僕はキミから、そのYouTubeのことを色々と教えてもらう為に後日、僕の家に来てもらい必要なものを教えてもらった。

「へぇ、パソコンで編集するんだ……」

「そうそう!いらないところとか、ボツの部分はカットしてー、時間は……」

「色々と、大変だね」

「でも、楽しいよ?完成して流した時に「こうやって、動画は出来上がるんだ!」って勉強になるし」

「そうなんだ……色々、ありがとう」

「いーえ!」

「あの、さ……」

「ん?なーに?」

「この動画のアカウント名、なんだけど……」

「うん、柚原くんの名前そのまま使う?それとも違う名前にする?」

「えっと……違う名前に、しよう……かな」

「じゃあ、どんなアカウント名にする?」

「あの、さ。キミと二人での、アカウント名にしたいんだけど……ダメ、かな?」

「わ、私と……!?いや、別にいいけど……ピアノ弾くのも映るのも、柚原くんだけだよ?それなら、柚原くんの名前の方が良くない……?」

「あ、えっと……動画の編集はキミにお願いしたいんだ。それに、こうして僕に色々と教えてくれたり、きっかけを作ってくれたり……キミが言ってくれなきゃ僕はずっと、動画のことも何も知らずに誰かに聴いてもらおう、観てもらおう。じゃなくて、ただ一人で何もない日常を過ごして生きているだけだったと思う。だ、だから……お礼?というか、感謝してるから……二人で一つの名前で、やりたい……」

「柚原くん……」

「あ、いや。もし、嫌だったら編集も自分で頑張ってするから、だから、あのっ」

「嬉しい!」

「えっ」

「ありがとう!じゃあ、動画の編集は私がやるねっ!名前、どうしよっか」

「あ、ありがとう……」

僕たちのアカウント名は『ダブルフラット』になった。

音楽系の名前がいい!ということで、検索していると彼女が「『ダブルフラット』って、何か格好いい!!」ってはしゃぎ出して、ほぼ決定したようなものだった。
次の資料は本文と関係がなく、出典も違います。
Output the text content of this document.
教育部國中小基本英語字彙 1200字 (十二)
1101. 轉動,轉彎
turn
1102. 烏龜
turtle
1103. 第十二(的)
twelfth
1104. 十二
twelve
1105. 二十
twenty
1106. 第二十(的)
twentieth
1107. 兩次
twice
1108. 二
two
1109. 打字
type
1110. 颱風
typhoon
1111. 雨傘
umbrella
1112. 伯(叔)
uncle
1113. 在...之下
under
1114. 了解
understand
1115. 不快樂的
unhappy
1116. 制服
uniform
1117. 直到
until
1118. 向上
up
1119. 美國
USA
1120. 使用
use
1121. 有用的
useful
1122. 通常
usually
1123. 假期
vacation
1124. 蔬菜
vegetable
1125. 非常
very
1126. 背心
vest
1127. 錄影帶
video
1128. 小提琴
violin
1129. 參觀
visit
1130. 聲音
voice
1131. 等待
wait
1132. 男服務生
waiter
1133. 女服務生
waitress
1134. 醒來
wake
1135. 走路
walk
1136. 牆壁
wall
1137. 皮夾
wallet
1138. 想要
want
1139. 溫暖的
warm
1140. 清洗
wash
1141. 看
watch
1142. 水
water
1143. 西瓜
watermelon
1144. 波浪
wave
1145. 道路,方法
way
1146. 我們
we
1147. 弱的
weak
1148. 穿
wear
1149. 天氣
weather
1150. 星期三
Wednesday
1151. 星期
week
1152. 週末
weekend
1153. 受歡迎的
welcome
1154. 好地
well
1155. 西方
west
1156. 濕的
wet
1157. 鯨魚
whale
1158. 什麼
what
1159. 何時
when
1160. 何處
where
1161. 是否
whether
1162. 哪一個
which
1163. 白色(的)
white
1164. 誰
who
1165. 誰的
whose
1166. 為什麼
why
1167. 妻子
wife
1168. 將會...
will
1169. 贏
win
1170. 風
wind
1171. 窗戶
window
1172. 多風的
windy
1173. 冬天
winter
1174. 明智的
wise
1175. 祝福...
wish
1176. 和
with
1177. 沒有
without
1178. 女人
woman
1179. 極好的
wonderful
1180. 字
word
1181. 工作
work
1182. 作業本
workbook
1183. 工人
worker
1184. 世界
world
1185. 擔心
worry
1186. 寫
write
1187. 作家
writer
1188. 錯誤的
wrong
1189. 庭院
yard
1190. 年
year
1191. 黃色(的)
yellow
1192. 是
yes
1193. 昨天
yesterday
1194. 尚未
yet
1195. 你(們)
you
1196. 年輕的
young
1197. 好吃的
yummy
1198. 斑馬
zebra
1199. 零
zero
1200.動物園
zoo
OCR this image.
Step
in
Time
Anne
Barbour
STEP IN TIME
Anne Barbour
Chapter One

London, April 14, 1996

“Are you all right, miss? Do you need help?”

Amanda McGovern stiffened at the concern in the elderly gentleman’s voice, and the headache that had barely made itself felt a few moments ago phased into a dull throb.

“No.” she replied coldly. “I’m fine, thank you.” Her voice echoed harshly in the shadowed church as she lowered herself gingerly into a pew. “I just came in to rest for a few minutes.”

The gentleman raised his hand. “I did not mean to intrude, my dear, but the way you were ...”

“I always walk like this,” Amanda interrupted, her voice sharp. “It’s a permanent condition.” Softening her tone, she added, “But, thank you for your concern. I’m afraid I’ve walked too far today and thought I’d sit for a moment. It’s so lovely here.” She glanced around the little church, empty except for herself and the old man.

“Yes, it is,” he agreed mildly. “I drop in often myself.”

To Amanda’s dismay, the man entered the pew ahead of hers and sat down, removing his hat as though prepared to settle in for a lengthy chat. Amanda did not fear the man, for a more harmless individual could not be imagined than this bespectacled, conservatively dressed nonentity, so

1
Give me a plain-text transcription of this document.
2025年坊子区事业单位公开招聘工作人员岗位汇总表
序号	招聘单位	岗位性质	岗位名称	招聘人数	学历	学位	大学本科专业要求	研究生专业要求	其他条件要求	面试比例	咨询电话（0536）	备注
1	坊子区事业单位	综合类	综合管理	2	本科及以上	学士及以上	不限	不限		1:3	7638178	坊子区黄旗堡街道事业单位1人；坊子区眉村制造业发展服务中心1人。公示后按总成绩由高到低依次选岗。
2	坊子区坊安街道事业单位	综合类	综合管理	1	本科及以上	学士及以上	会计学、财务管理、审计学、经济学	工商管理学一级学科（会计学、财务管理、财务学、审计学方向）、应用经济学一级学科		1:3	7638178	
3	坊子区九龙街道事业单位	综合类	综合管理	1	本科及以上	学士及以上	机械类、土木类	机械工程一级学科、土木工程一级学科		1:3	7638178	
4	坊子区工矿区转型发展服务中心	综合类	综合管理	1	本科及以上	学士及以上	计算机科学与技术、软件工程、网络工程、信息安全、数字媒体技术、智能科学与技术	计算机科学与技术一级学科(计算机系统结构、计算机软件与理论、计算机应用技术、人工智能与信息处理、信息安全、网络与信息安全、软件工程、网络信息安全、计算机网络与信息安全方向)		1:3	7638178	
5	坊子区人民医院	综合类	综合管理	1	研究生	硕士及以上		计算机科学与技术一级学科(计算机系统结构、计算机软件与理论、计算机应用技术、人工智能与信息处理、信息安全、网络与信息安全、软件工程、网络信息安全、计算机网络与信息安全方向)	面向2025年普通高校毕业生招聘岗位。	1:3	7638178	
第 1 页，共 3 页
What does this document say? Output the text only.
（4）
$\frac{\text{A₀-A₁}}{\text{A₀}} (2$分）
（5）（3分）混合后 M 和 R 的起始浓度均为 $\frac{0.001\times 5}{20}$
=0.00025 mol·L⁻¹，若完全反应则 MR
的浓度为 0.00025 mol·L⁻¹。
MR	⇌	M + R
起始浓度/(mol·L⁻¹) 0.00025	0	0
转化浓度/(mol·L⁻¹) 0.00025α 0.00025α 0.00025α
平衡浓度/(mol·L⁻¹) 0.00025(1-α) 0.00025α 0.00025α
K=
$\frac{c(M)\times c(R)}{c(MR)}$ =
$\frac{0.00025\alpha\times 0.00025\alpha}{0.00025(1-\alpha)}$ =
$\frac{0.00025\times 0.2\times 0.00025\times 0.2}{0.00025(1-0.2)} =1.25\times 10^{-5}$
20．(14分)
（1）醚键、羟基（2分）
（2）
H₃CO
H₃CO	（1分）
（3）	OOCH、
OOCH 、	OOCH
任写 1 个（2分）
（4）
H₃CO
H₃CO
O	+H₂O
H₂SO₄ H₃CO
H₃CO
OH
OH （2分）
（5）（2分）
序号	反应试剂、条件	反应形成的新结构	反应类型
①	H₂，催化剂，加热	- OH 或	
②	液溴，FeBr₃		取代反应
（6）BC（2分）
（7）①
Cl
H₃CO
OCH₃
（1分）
そして、僕たちは『ダブルフラット』という名前で音楽系?YouTuberとしての活動を始めた。

音楽系YouTuberとしての活動を始めると、僕たちの生活は一気に変わった。

僕と彼女は学校が終わると、僕の部屋で動画の撮影を始めた。

「すっごく良かったよ!」

「そう、かな……?僕としては、ちょっと……」

「気に入らないとこ、あったの?」

「うん……」

「そっか。じゃあ、もう一回やり直そ!」

「ごめん、ありがとう……」

「いーって!だって、これ柚原くんの動画なんだからさ!納得いくまで付き合うよ!」

「あ、ありがとう……」

曲によって短い・長いがあるけれど、僕が納得いくまでやり直そうと、根気よく付き合ってくれる彼女は僕にとって、女神だった。